Selon des intervenants réunis au forum sur les soins palliatifs et de fin de vie, l’instauration d’une direction gouvernementale en soins palliatifs réglerait des problèmes notamment en formation et en recrutement des soignants.

Une direction nationale en soins palliatifs réclamée

Une cinquantaine d’intervenants réunis la semaine dernière dans le cadre du premier forum sur les soins palliatifs et de fin de vie réclament que soit rapidement mise en place au Québec une direction nationale en soins palliatifs. Pour la présidente de l’Association québécoise de soins palliatifs (AQSP), l’accès rapide à ces soins «ne doit pas être optionnel, mais un droit pour tous».

Les représentants de quelque 25 organisations québécoises se sont réunis à Montréal le 15 novembre, le jour même où Le Soleil rapportait la suspension des services externes de soins palliatifs de L’Hôtel-Dieu de Québec. Une situation attribuable au manque d’effectifs médicaux, expliquait-on dans une note interne du CHU de Québec dont nous avons obtenu copie.

Selon ces intervenants réunis à l’initiative de l’AQSP, l’accès partout au Québec à des soins palliatifs de qualité passe par l’instauration rapide d’une direction gouvernementale en soins palliatifs, qui réglerait «beaucoup de problèmes, notamment en formation et en recrutement» des soignants.

Pour la présidente de l’AQSP, la Dre Louise La Fontaine, «il arrive trop souvent que des soins palliatifs accessibles et bien implantés reposent sur l’engagement bénévole d’un petit groupe de soignants».

Dans un communiqué transmis au Soleil, la Dre La Fontaine déplore que trop de patients demandent des soins palliatifs tardivement, en fin de vie, et que «trop souvent, on considère la médecine palliative comme optionnelle plutôt qu’essentielle».

«Nous sommes prêts à travailler en collaboration étroite avec les instances gouvernementales pour rendre accessibles pour tous et de façon précoce des soins palliatifs de qualité et s’assurer que la formation professionnelle et bénévole soit accessible et de qualité pour tous ces soignants, peu importe le lieu de soins ou la région du Québec», dit la Dre La Fontaine.

Ce n’est pas la première fois que l’AQSP et la Société québécoise des médecins en soins palliatifs s’inquiètent du manque d’accès à des soins palliatifs de qualité au Québec.

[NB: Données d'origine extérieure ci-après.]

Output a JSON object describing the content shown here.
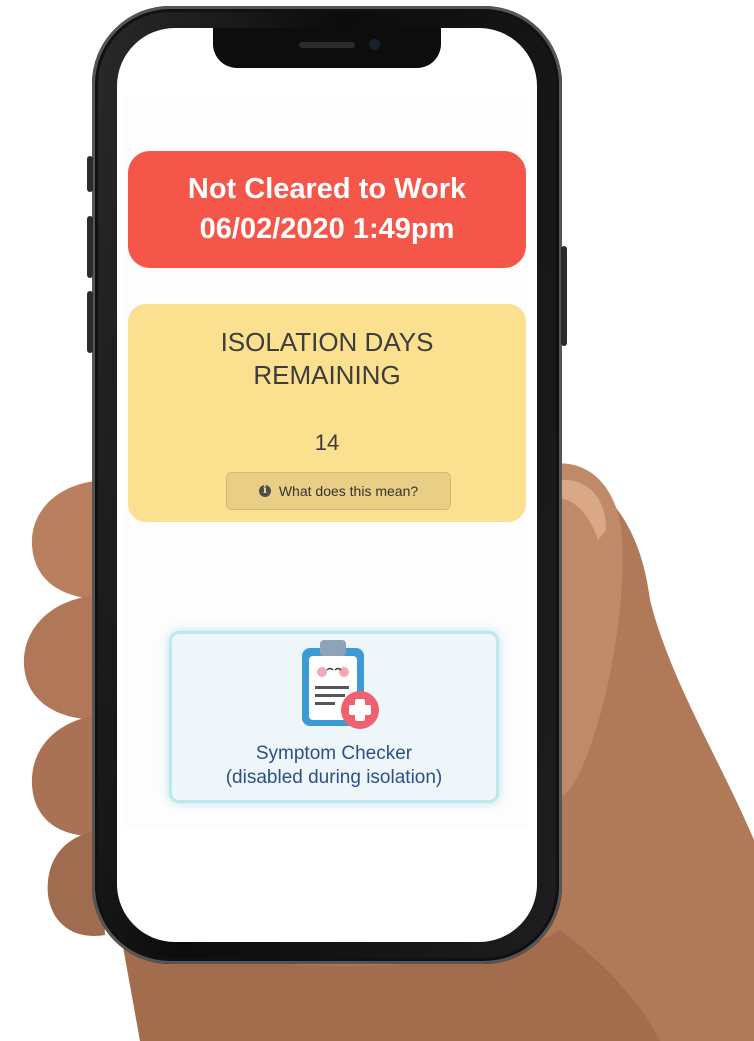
{
  "status": {
    "title": "Not Cleared to Work",
    "timestamp": "06/02/2020 1:49pm",
    "color": "#f4564a"
  },
  "isolation": {
    "title_line1": "ISOLATION DAYS",
    "title_line2": "REMAINING",
    "days_remaining": "14",
    "info_button_label": "What does this mean?",
    "info_icon": "info-circle-icon",
    "color": "#fbe08f"
  },
  "symptom_checker": {
    "label_line1": "Symptom Checker",
    "label_line2": "(disabled during isolation)",
    "icon": "clipboard-medical-icon"
  }
}
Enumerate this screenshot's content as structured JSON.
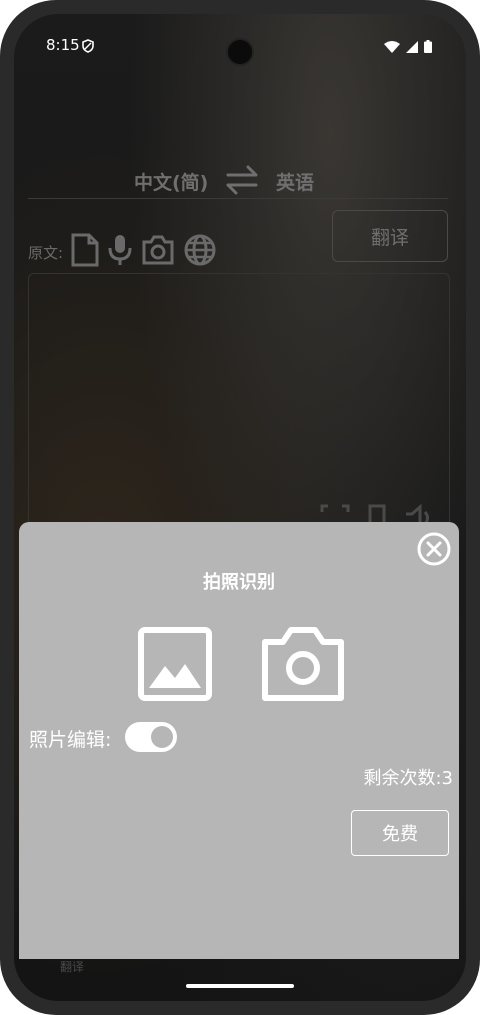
{
  "status_bar": {
    "time": "8:15"
  },
  "translator": {
    "source_language": "中文(简)",
    "target_language": "英语",
    "source_label": "原文:",
    "translate_button": "翻译"
  },
  "bottom_nav": {
    "items": [
      "翻译",
      "",
      "",
      ""
    ]
  },
  "photo_sheet": {
    "title": "拍照识别",
    "photo_edit_label": "照片编辑:",
    "photo_edit_enabled": true,
    "remaining_label": "剩余次数:3",
    "free_button": "免费"
  },
  "colors": {
    "sheet_bg": "#b6b6b6",
    "sheet_text": "#ffffff",
    "background": "#161616"
  }
}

Elles ont déjà alerté la Commission sur les soins de fin de vie à ce sujet, déplorant le manque d’efforts et de ressources déployés pour s’assurer de l’équité dans l’accès à ces services.

La Commission nous avait assuré en janvier vouloir travailler davantage sur son mandat de surveillance des soins palliatifs, convenant que ses deux premières années d’existence avaient surtout porté sur l’aide médicale à mourir.

Il n’a pas été possible de faire une entrevue mardi avec le nouveau président de la Commission sur les soins de fin de vie, le Dr Michel Bureau. Il préfère attendre le dépôt à l’Assemblée nationale du premier rapport sur la situation des soins de fin de vie de la Commission avant de s’adresser aux médias, nous a-t-on expliqué.